Gegen diesen Beschluß richtet sich der Revisionsrekurs des Beklagten. Er beantragt den aufhebenden Teil des angefochtenen Beschlusses dahin abzuändern, daß der Beschluß des Erstgerichtes, mit welchem die Frist bis 15. November 1967 verlängert wurde, wiederhergestellt werde.

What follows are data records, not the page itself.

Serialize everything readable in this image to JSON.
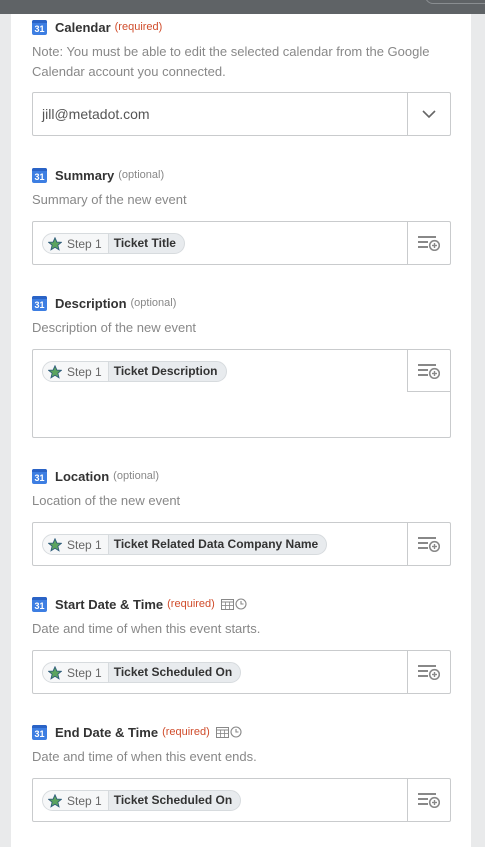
{
  "fields": [
    {
      "label": "Calendar",
      "tag": "(required)",
      "help": "Note: You must be able to edit the selected calendar from the Google Calendar account you connected.",
      "value": "jill@metadot.com"
    },
    {
      "label": "Summary",
      "tag": "(optional)",
      "help": "Summary of the new event",
      "step": "Step 1",
      "value": "Ticket Title"
    },
    {
      "label": "Description",
      "tag": "(optional)",
      "help": "Description of the new event",
      "step": "Step 1",
      "value": "Ticket Description"
    },
    {
      "label": "Location",
      "tag": "(optional)",
      "help": "Location of the new event",
      "step": "Step 1",
      "value": "Ticket Related Data Company Name"
    },
    {
      "label": "Start Date & Time",
      "tag": "(required)",
      "help": "Date and time of when this event starts.",
      "step": "Step 1",
      "value": "Ticket Scheduled On"
    },
    {
      "label": "End Date & Time",
      "tag": "(required)",
      "help": "Date and time of when this event ends.",
      "step": "Step 1",
      "value": "Ticket Scheduled On"
    }
  ],
  "calendar_icon_number": "31",
  "icons": {
    "app": "google-calendar-icon",
    "dropdown": "chevron-down-icon",
    "insert_field": "insert-field-icon",
    "step": "zapier-step-star-icon",
    "datetime": "calendar-clock-icon"
  },
  "colors": {
    "required": "#d04c2b",
    "optional": "#888888",
    "calendar_blue": "#3d7ee2",
    "chip_bg": "#e8ebee"
  }
}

Der Oberste Gerichtshof gab dem Rekurse der beklagten Partei nicht Folge.

Rechtliche Beurteilung

Aus der Begründung:

Es ist davon auszugehen, daß der Beklagte selbst eine Fristverlängerung nur bis 25. Oktober 1967 begehrt hat. Hätte das Erstgericht über diesen Antrag unverzüglich entschieden, wie es der Prozeßordnung entspricht, dann muß wohl als sicher angenommen werden, daß das Erstgericht die Frist von Amts wegen über den beantragten Tag hinaus nicht verlängert hätte. Wäre somit die Frist nur bis zum 25. Oktober 1967 verlängert worden, dann wäre die erst mit Schriftsatz vom 31. Oktober 1967 vorgelegte Vollmacht nicht innerhalb der weiteren begehrten und bewilligten Frist vorgelegt worden und der Kläger hätte dadurch bereits einen Anspruch darauf gehabt, daß gegen den Beklagten ein Versäumungsurteil erlassen werde. Dieser Anspruch kann dem Kläger aber nicht dadurch genommen werden, daß das Erstgericht vorerst über den Antrag auf Fristverlängerung nicht entschieden und dann von Amts wegen die Frist über den begehrten Zeitpunkt hinaus verlängert hat, nur um dadurch zu bewirken, daß die erst am 31. Oktober 1967 vorgelegte Vollmacht noch als rechtzeitig vorgelegt anzusehen sei. Diese Entscheidung enthält eine prozessuale Benachteiligung des Klägers und eine ungerechtfertigte Bevorzugung des Beklagten. Sie stellt eine Billigkeitsentscheidung dar, die keine Grundlage im Gesetz findet. Auch wenn man die von Fasching (Komm. II S. 677) vertretene Auffassung billigen wollte, daß eine Frist auch von Amts wegen verlängert werden dürfe, erscheint gerade im vorliegenden Fall eine solche amtswegige Verlängerung, die einer Partei zum Nachteil gereicht, nicht zulässig.

Das Rekursgericht hat daher mit Recht den erstgerichtlichen Beschluß nur insoweit bestätigt, als damit die Fristverlängerung bis 25. Oktober 1967 bewilligt worden ist und hat den erstgerichtlichen Beschluß im übrigen abgeändert. Das Erstgericht wird nunmehr die Säumnisfolgen zu berücksichtigen haben.